KAPITAL

Mais où sont les start-up du Campus Biotech?

Le centre genevois dédié aux sciences de la vie veut rassembler monde académique et industrie. Pour l’instant, il n’est toutefois pas le creuset de start-up escompté.

«Un lieu de rassemblement pour les scientifiques et les entrepreneurs actifs dans les sciences de la vie.» La vocation du Campus Biotech, installé dans l’ancien siège genevois de Merck Serono, est clairement affichée. Inaugurés en grande pompe fin mai, le colossal édifice de verre et ses annexes accueillent plusieurs équipes de recherche, comme le Centre interfacultaire en neurosciences de l’Université de Genève, l’Institut suisse de bioinformatique ou encore le Human Brain Project, certaines arrivées en 2013 déjà. En revanche, on ne dénombre aucune entreprise active dans le domaine des sciences de la vie. Il y a bien un «espace entreprises» de 7000 m2, mais il est occupé par des fondations et des associations de la branche, et non par des start-up. Et, curieusement, alors que le critère pour accéder au campus est «une intégration dans [son] programme stratégique», le bâtiment abrite un institut financier baptisé Geneva Swiss Bank.

L’«espace entreprises» est plein, confirme le directeur du campus Benoît Dubuis. Interrogé sur l’absence de start-up, il explique: «Il est composé de plateaux de 1000 m2 difficiles à répartir entre plusieurs petites structures. C’est une zone sèche (sans laboratoire, ndlr) qui se prête à des entités de 50 à 60 employés. Mais il y a encore de la place ailleurs. Le campus est en train de se construire. La priorité est de créer des programmes académiques, qui donneront ensuite naissance à des spin-off.» Quant à la présence de Geneva Swiss Bank, Benoît Dubuis indique qu’elle se trouve sur le campus «de manière transitoire, avant que d’autres entreprises ne s’y installent. Elle occupe les anciens bureaux de direction de Merck Serono, qui ne sont pas adaptés à des activités de recherche.»

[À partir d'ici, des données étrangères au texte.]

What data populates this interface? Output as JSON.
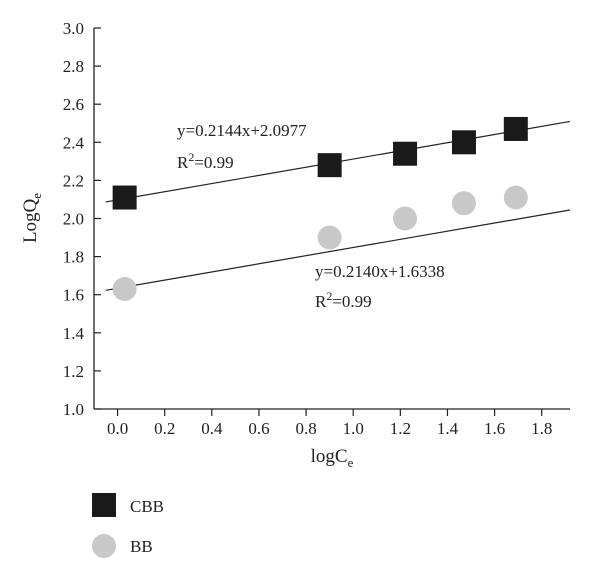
{
  "chart_data": {
    "type": "scatter",
    "xlabel": "logC",
    "xlabel_sub": "e",
    "ylabel": "LogQ",
    "ylabel_sub": "e",
    "xlim": [
      -0.1,
      1.92
    ],
    "ylim": [
      1.0,
      3.0
    ],
    "x_ticks": [
      "0.0",
      "0.2",
      "0.4",
      "0.6",
      "0.8",
      "1.0",
      "1.2",
      "1.4",
      "1.6",
      "1.8"
    ],
    "y_ticks": [
      "1.0",
      "1.2",
      "1.4",
      "1.6",
      "1.8",
      "2.0",
      "2.2",
      "2.4",
      "2.6",
      "2.8",
      "3.0"
    ],
    "legend_position": "bottom-left",
    "series": [
      {
        "name": "CBB",
        "marker": "square",
        "color": "#1a1a1a",
        "x": [
          0.03,
          0.9,
          1.22,
          1.47,
          1.69
        ],
        "y": [
          2.11,
          2.28,
          2.34,
          2.4,
          2.47
        ],
        "fit": {
          "slope": 0.2144,
          "intercept": 2.0977,
          "x_range": [
            -0.05,
            1.92
          ]
        },
        "equation": "y=0.2144x+2.0977",
        "r2_prefix": "R",
        "r2_sup": "2",
        "r2_value": "=0.99"
      },
      {
        "name": "BB",
        "marker": "circle",
        "color": "#c8c8c8",
        "x": [
          0.03,
          0.9,
          1.22,
          1.47,
          1.69
        ],
        "y": [
          1.63,
          1.9,
          2.0,
          2.08,
          2.11
        ],
        "fit": {
          "slope": 0.214,
          "intercept": 1.6338,
          "x_range": [
            -0.05,
            1.92
          ]
        },
        "equation": "y=0.2140x+1.6338",
        "r2_prefix": "R",
        "r2_sup": "2",
        "r2_value": "=0.99"
      }
    ]
  }
}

La banque de 45 employés, anciennement Bénédict Hentsch & Cie, a trouvé ces locaux en faisant appel à une société spécialisée. «Nous nous y plaisons beaucoup», note le directeur Andreas Stricker. Mais quel est le lien avec les sciences de la vie? «Nous réalisons des investissements directs pour nos clients, entre autres dans le domaine des biotechnologies. Nous sommes aussi impliqués dans des discussions pour la création d’une chaire de neurofinance à l’Université de Genève.» Il précise que la banque a signé un bail de dix ans et envisage de rester à long terme.

Des espaces «inutilisables»

Benoît Dubuis, le directeur du Campus Biotech, réaffirme que la complémentarité entre le monde académique et l’industrie est «essentielle». «De nombreuses entreprises ont manifesté leur intérêt. Mais elles attendent de voir de quelle manière elles peuvent s’intégrer avant de concrétiser leur démarche.» Dans le milieu romand de l’innovation, certains soufflent qu’il ne doit pas être évident de remplir cet endroit gagné par «la folie des grandeurs» et dont l’ambiance cadre peu avec les aspirations des start-up. Plus catégorique, Xavier Comtesse, l’ancien directeur d’Avenir Suisse et fondateur des consulats scientifiques Swissnex, qualifie les lieux d’«inutilisables»: «Avec ses immenses espaces vides, le bâtiment est bruyant, trop grand, pas confortable: il est adapté pour accueillir le siège d’un grand groupe, pas des laboratoires. En plus, il est loin de l’université.»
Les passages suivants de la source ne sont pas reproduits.